Ode To The Light Bulb

Katy Grimes: Say goodbye to the incandescent light bulb, designed by Thomas Edison in 1879 and perfected by General Electric in 1906.

The Washington Post reported today, “The last major General Electric factory making ordinary incandescent light bulbs in the United States is closing this month marking a small, sad exit for a product and company that can trace their roots to Thomas Alva Edison’s innovations in the 1870s.”

A 2007 “energy conservation” measure passed by Congress set standards requiring a ban of the traditional incandescent light bulb, by 2014. The problem is that the new government standards are so high that the traditional incandescent bulbs won’t be allowed.

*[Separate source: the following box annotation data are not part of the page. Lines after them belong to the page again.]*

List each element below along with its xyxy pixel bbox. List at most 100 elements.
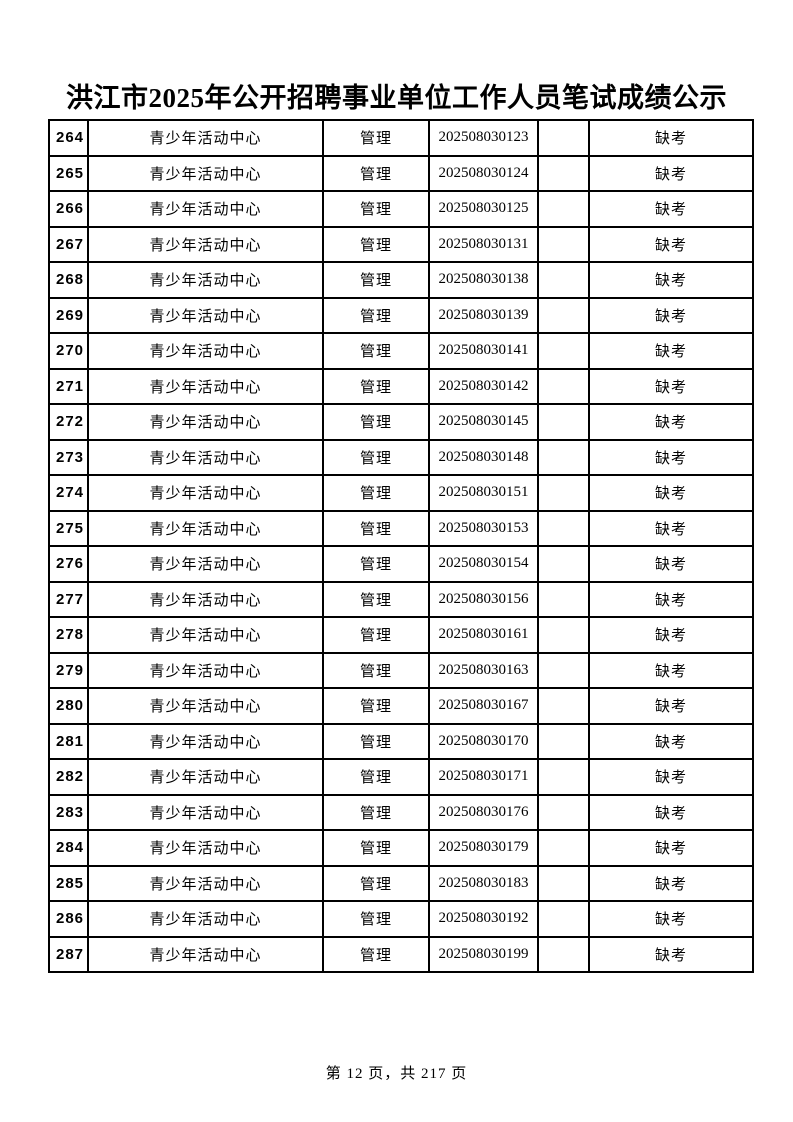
- status-cell: 缺考: [588, 758, 754, 796]
- score-cell: [537, 367, 590, 405]
- table-row: 287 青少年活动中心 管理 202508030199 缺考: [48, 935, 754, 973]
- position-cell: 管理: [322, 758, 430, 796]
- exam-number-cell: 202508030171: [428, 758, 539, 796]
- unit-cell: 青少年活动中心: [87, 829, 324, 867]
- position-cell: 管理: [322, 722, 430, 760]
- score-cell: [537, 793, 590, 831]
- table-row: 280 青少年活动中心 管理 202508030167 缺考: [48, 687, 754, 725]
- status-cell: 缺考: [588, 154, 754, 192]
- position-cell: 管理: [322, 864, 430, 902]
- table-row: 267 青少年活动中心 管理 202508030131 缺考: [48, 225, 754, 263]
- exam-number-cell: 202508030176: [428, 793, 539, 831]
- table-row: 278 青少年活动中心 管理 202508030161 缺考: [48, 616, 754, 654]
- exam-number-cell: 202508030167: [428, 687, 539, 725]
- table-row: 268 青少年活动中心 管理 202508030138 缺考: [48, 261, 754, 299]
- row-number-cell: 285: [48, 864, 89, 902]
- table-row: 283 青少年活动中心 管理 202508030176 缺考: [48, 793, 754, 831]
- position-cell: 管理: [322, 332, 430, 370]
- table-row: 286 青少年活动中心 管理 202508030192 缺考: [48, 900, 754, 938]
- page-footer: 第 12 页，共 217 页: [0, 1062, 793, 1083]
- score-cell: [537, 332, 590, 370]
- unit-cell: 青少年活动中心: [87, 474, 324, 512]
- table-row: 277 青少年活动中心 管理 202508030156 缺考: [48, 580, 754, 618]
- position-cell: 管理: [322, 261, 430, 299]
- score-cell: [537, 935, 590, 973]
- position-cell: 管理: [322, 935, 430, 973]
- score-cell: [537, 296, 590, 334]
- unit-cell: 青少年活动中心: [87, 722, 324, 760]
- position-cell: 管理: [322, 580, 430, 618]
- status-cell: 缺考: [588, 900, 754, 938]
- unit-cell: 青少年活动中心: [87, 687, 324, 725]
- row-number-cell: 271: [48, 367, 89, 405]
- status-cell: 缺考: [588, 616, 754, 654]
- position-cell: 管理: [322, 651, 430, 689]
- unit-cell: 青少年活动中心: [87, 296, 324, 334]
- exam-number-cell: 202508030125: [428, 190, 539, 228]
- status-cell: 缺考: [588, 119, 754, 157]
- position-cell: 管理: [322, 509, 430, 547]
- unit-cell: 青少年活动中心: [87, 651, 324, 689]
- table-row: 276 青少年活动中心 管理 202508030154 缺考: [48, 545, 754, 583]
- unit-cell: 青少年活动中心: [87, 616, 324, 654]
- status-cell: 缺考: [588, 545, 754, 583]
- position-cell: 管理: [322, 793, 430, 831]
- row-number-cell: 267: [48, 225, 89, 263]
- row-number-cell: 266: [48, 190, 89, 228]
- exam-number-cell: 202508030123: [428, 119, 539, 157]
- score-cell: [537, 864, 590, 902]
- row-number-cell: 269: [48, 296, 89, 334]
- status-cell: 缺考: [588, 829, 754, 867]
- exam-number-cell: 202508030138: [428, 261, 539, 299]
- table-row: 272 青少年活动中心 管理 202508030145 缺考: [48, 403, 754, 441]
- position-cell: 管理: [322, 154, 430, 192]
- score-cell: [537, 580, 590, 618]
- row-number-cell: 280: [48, 687, 89, 725]
- row-number-cell: 268: [48, 261, 89, 299]
- position-cell: 管理: [322, 687, 430, 725]
- score-table: 264 青少年活动中心 管理 202508030123 缺考 265 青少年活动…: [48, 119, 754, 973]
- unit-cell: 青少年活动中心: [87, 935, 324, 973]
- status-cell: 缺考: [588, 864, 754, 902]
- exam-number-cell: 202508030179: [428, 829, 539, 867]
- score-cell: [537, 261, 590, 299]
- unit-cell: 青少年活动中心: [87, 864, 324, 902]
- position-cell: 管理: [322, 545, 430, 583]
- table-row: 266 青少年活动中心 管理 202508030125 缺考: [48, 190, 754, 228]
- row-number-cell: 276: [48, 545, 89, 583]
- row-number-cell: 283: [48, 793, 89, 831]
- row-number-cell: 273: [48, 438, 89, 476]
- table-row: 264 青少年活动中心 管理 202508030123 缺考: [48, 119, 754, 157]
- unit-cell: 青少年活动中心: [87, 793, 324, 831]
- status-cell: 缺考: [588, 367, 754, 405]
- position-cell: 管理: [322, 296, 430, 334]
- status-cell: 缺考: [588, 261, 754, 299]
- row-number-cell: 264: [48, 119, 89, 157]
- status-cell: 缺考: [588, 722, 754, 760]
- table-row: 269 青少年活动中心 管理 202508030139 缺考: [48, 296, 754, 334]
- exam-number-cell: 202508030151: [428, 474, 539, 512]
- position-cell: 管理: [322, 190, 430, 228]
- table-row: 270 青少年活动中心 管理 202508030141 缺考: [48, 332, 754, 370]
- table-row: 279 青少年活动中心 管理 202508030163 缺考: [48, 651, 754, 689]
- table-row: 275 青少年活动中心 管理 202508030153 缺考: [48, 509, 754, 547]
- table-row: 274 青少年活动中心 管理 202508030151 缺考: [48, 474, 754, 512]
- status-cell: 缺考: [588, 935, 754, 973]
- row-number-cell: 274: [48, 474, 89, 512]
- status-cell: 缺考: [588, 651, 754, 689]
- score-cell: [537, 616, 590, 654]
- exam-number-cell: 202508030199: [428, 935, 539, 973]
- table-row: 284 青少年活动中心 管理 202508030179 缺考: [48, 829, 754, 867]
- table-row: 285 青少年活动中心 管理 202508030183 缺考: [48, 864, 754, 902]
- row-number-cell: 282: [48, 758, 89, 796]
- row-number-cell: 286: [48, 900, 89, 938]
- row-number-cell: 272: [48, 403, 89, 441]
- status-cell: 缺考: [588, 296, 754, 334]
- status-cell: 缺考: [588, 687, 754, 725]
- exam-number-cell: 202508030148: [428, 438, 539, 476]
- row-number-cell: 275: [48, 509, 89, 547]
- exam-number-cell: 202508030145: [428, 403, 539, 441]
- score-cell: [537, 438, 590, 476]
- page-title: 洪江市2025年公开招聘事业单位工作人员笔试成绩公示: [66, 83, 727, 113]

Thank you Al Gore.

The law has already forced most Americans to switch to the annoying, buzzing, flickering and dim “more efficient” bulbs – made in China.

Politicians promised that moving to green technology would stem declining manufacturing industries, and many would be saved if only green tech was embraced. But as is the case with any government-forced and heavily subsidized industry, even the light bulb industry now uses China to manufacture the new U.S. government-approved light bulbs. GE originally thought it could make a quick buck on the news energy efficient bulbs, but eventually closed that division a few years ago.

A big problem with the new bulbs is disposal. Rarely do we hear about the hazmat disposal risks when one of the new energy efficient bulbs has to be changed or (gasp) breaks. How you dispose of them? We are repeatedly told not to just throw them away. Do we call in the hazmat crew? What if the cat or dog walks through the broken bulb and tracks mercury throughout the house?

The only disposal answer I found was this from the EPA:

  • Have people and pets leave the room, and don’t let anyone walk through the breakage area on their way out.
  • Open a window and leave the room for 15 minutes or more.
  • Shut off the central forced-air heating/air conditioning system, if you have one.
  • Carefully scoop up glass pieces and powder using stiff paper or cardboard and place them in a glass jar with metal lid (such as a canning jar) or in a sealed plastic bag.
  • Use sticky tape, such as duct tape, to pick up any remaining small glass fragments and powder.
  • Wipe the area clean with damp paper towels or disposable wet wipes. Place towels in the glass jar or plastic bag.
  • Do not use a vacuum or broom to clean up the broken bulb on hard surfaces.
  • Wash your hands after disposing of the jars or plastic bags containing clean-up materials.

There are more instructions on the EPA website.

Nothing can replace the free market – not even an act of Congress. And now it’s lights out for the American light bulb — and the final 200 GE factory workers about to apply for unemployment.